At its launch, the OS Fund had invested $15 million in seven startups, including Human Longevity Inc., which is seeking to extend the human lifespan; Planetary Resources, which is looking for ways to mine asteroids for precious metals and water; Vicarious, an artificial intelligence company; and Matternet, a maker of autonomous vehicles for delivery of goods to emerging markets and developing nations.
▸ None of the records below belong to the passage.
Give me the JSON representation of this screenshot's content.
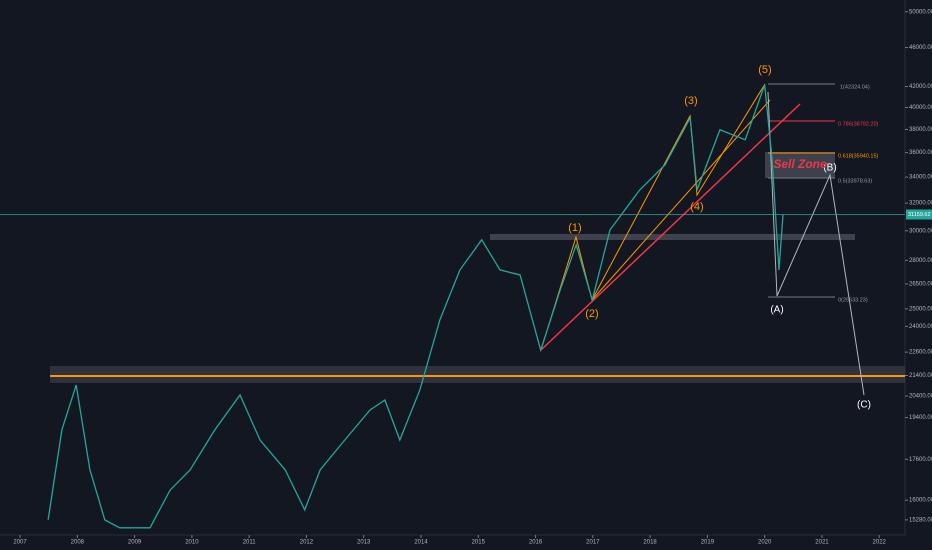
{
  "chart_data": {
    "type": "line",
    "color": "#26a69a",
    "log_scale": true,
    "x": [
      2007.49,
      2007.73,
      2007.98,
      2008.22,
      2008.48,
      2008.74,
      2009.27,
      2009.62,
      2009.97,
      2010.4,
      2010.84,
      2011.19,
      2011.63,
      2011.97,
      2012.24,
      2012.67,
      2013.11,
      2013.37,
      2013.63,
      2013.98,
      2014.33,
      2014.68,
      2015.06,
      2015.38,
      2015.73,
      2016.09,
      2016.43,
      2016.71,
      2016.99,
      2017.3,
      2017.82,
      2018.26,
      2018.7,
      2018.82,
      2019.22,
      2019.66,
      2020.0,
      2020.13,
      2020.25,
      2020.32
    ],
    "values": [
      15280,
      18850,
      20930,
      17170,
      15280,
      15000,
      15000,
      16380,
      17170,
      18850,
      20450,
      18410,
      17170,
      15640,
      17170,
      18410,
      19745,
      20210,
      18410,
      20690,
      24370,
      27380,
      29370,
      27380,
      27060,
      22710,
      26130,
      29030,
      25530,
      30060,
      33000,
      34990,
      39040,
      33000,
      37970,
      37090,
      42170,
      35400,
      27380,
      31130
    ],
    "xlim": [
      2006.65,
      2022.45
    ],
    "xticks": [
      2007,
      2008,
      2009,
      2010,
      2011,
      2012,
      2013,
      2014,
      2015,
      2016,
      2017,
      2018,
      2019,
      2020,
      2021,
      2022
    ],
    "ylim": [
      14750,
      51400
    ],
    "yticks": [
      {
        "value": 15280,
        "label": "15280.00"
      },
      {
        "value": 16000,
        "label": "16000.00"
      },
      {
        "value": 17600,
        "label": "17600.00"
      },
      {
        "value": 19400,
        "label": "19400.00"
      },
      {
        "value": 20400,
        "label": "20400.00"
      },
      {
        "value": 21400,
        "label": "21400.00"
      },
      {
        "value": 22600,
        "label": "22600.00"
      },
      {
        "value": 24000,
        "label": "24000.00"
      },
      {
        "value": 25000,
        "label": "25000.00"
      },
      {
        "value": 26500,
        "label": "26500.00"
      },
      {
        "value": 28000,
        "label": "28000.00"
      },
      {
        "value": 30000,
        "label": "30000.00"
      },
      {
        "value": 32000,
        "label": "32000.00"
      },
      {
        "value": 34000,
        "label": "34000.00"
      },
      {
        "value": 36000,
        "label": "36000.00"
      },
      {
        "value": 38000,
        "label": "38000.00"
      },
      {
        "value": 40000,
        "label": "40000.00"
      },
      {
        "value": 42000,
        "label": "42000.00"
      },
      {
        "value": 46000,
        "label": "46000.00"
      },
      {
        "value": 50000,
        "label": "50000.00"
      }
    ],
    "last_price": 31159.62,
    "last_price_color": "#26a69a",
    "annotations": [
      "(1)",
      "(2)",
      "(3)",
      "(4)",
      "(5)",
      "(A)",
      "(B)",
      "(C)",
      "Sell Zone",
      "1(42324.04)",
      "0.786(38792.20)",
      "0.618(35940.15)",
      "0.5(33978.63)",
      "0(25633.23)"
    ]
  }
}
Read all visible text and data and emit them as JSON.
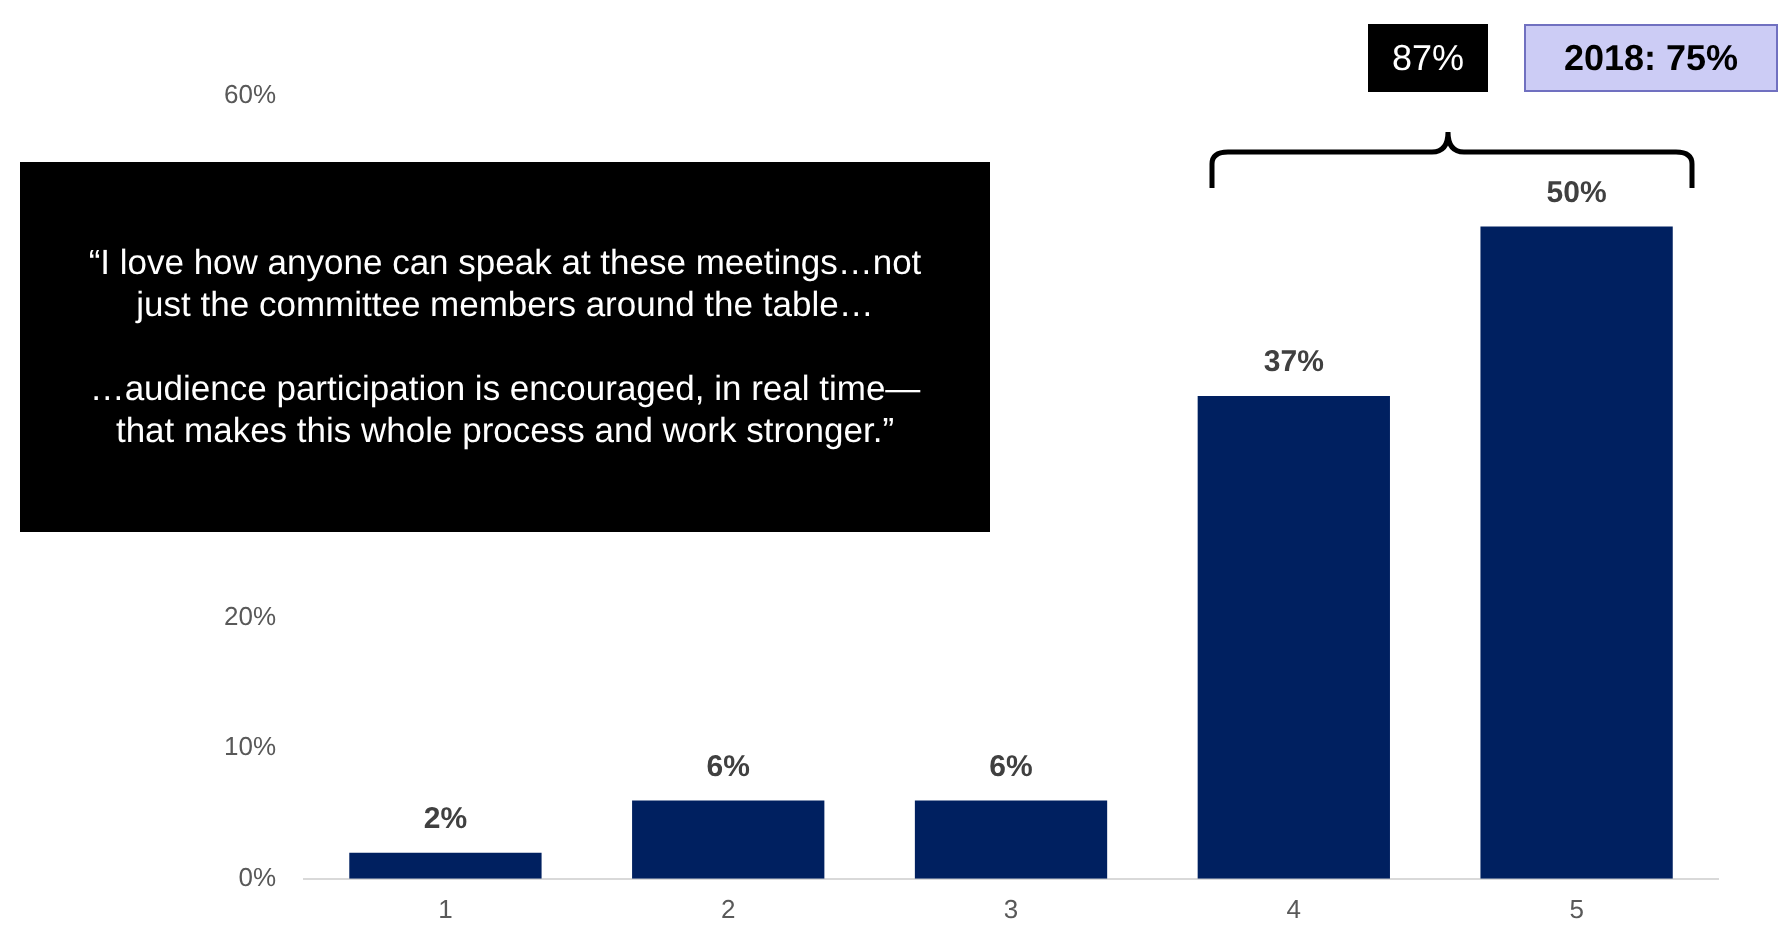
{
  "chart_data": {
    "type": "bar",
    "categories": [
      "1",
      "2",
      "3",
      "4",
      "5"
    ],
    "values": [
      2,
      6,
      6,
      37,
      50
    ],
    "color": "#002060",
    "ylim": [
      0,
      60
    ],
    "yticks": [
      {
        "value": 0,
        "label": "0%"
      },
      {
        "value": 10,
        "label": "10%"
      },
      {
        "value": 20,
        "label": "20%"
      },
      {
        "value": 60,
        "label": "60%"
      }
    ],
    "grid": false,
    "legend": false,
    "value_labels": [
      "2%",
      "6%",
      "6%",
      "37%",
      "50%"
    ],
    "annotations": [
      "“I love how anyone can speak at these meetings…not just the committee members around the table…\n\n…audience participation is encouraged, in real time—that makes this whole process and work stronger.”",
      "87%",
      "2018: 75%"
    ]
  }
}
In 2016 Johnson launched an online series, "Explorations," featuring interviews with leaders of some of those companies.
In 2015, in an effort to spark investment in emerging sciences, the fund publicly released the methodology it uses to evaluate whether to invest in companies involved in synthetic biology.
Johnson – who has said he wants to take companies from "crazy to viable" - expects future problem-solvers to come his direction. "I think the winds will shift," he said. "There will be a shift in the kinds of things people aspire to do. Funding and supporting hard problems will become cool in a company in a couple of years."
Johnson started Kernel in 2016, making a personal investment of $100 million. The company's goal is to build an implantable device to improve brain function in humans, such as memory, while interfacing with artificial intelligence (AI). Initially, the company is focusing on applications for patients with neurodegeneration such as memory loss.
Patients with epilepsy are among the first to test the technology, which relies on algorithms that mimic the brain's natural electrical signals to improve communication between brain cells. Kernel refers to itself as a "human intelligence (HI) company"; Johnson, who has written that the combination of HI and AI will prove to be of great importance for the future of humanity, says his longterm objective is to improve both intelligence and quality of life as human lifespans grow longer.
Bryan is an outdoor-adventure enthusiast, pilot, and author of a children's book, Code 7 and has 3 children of his own.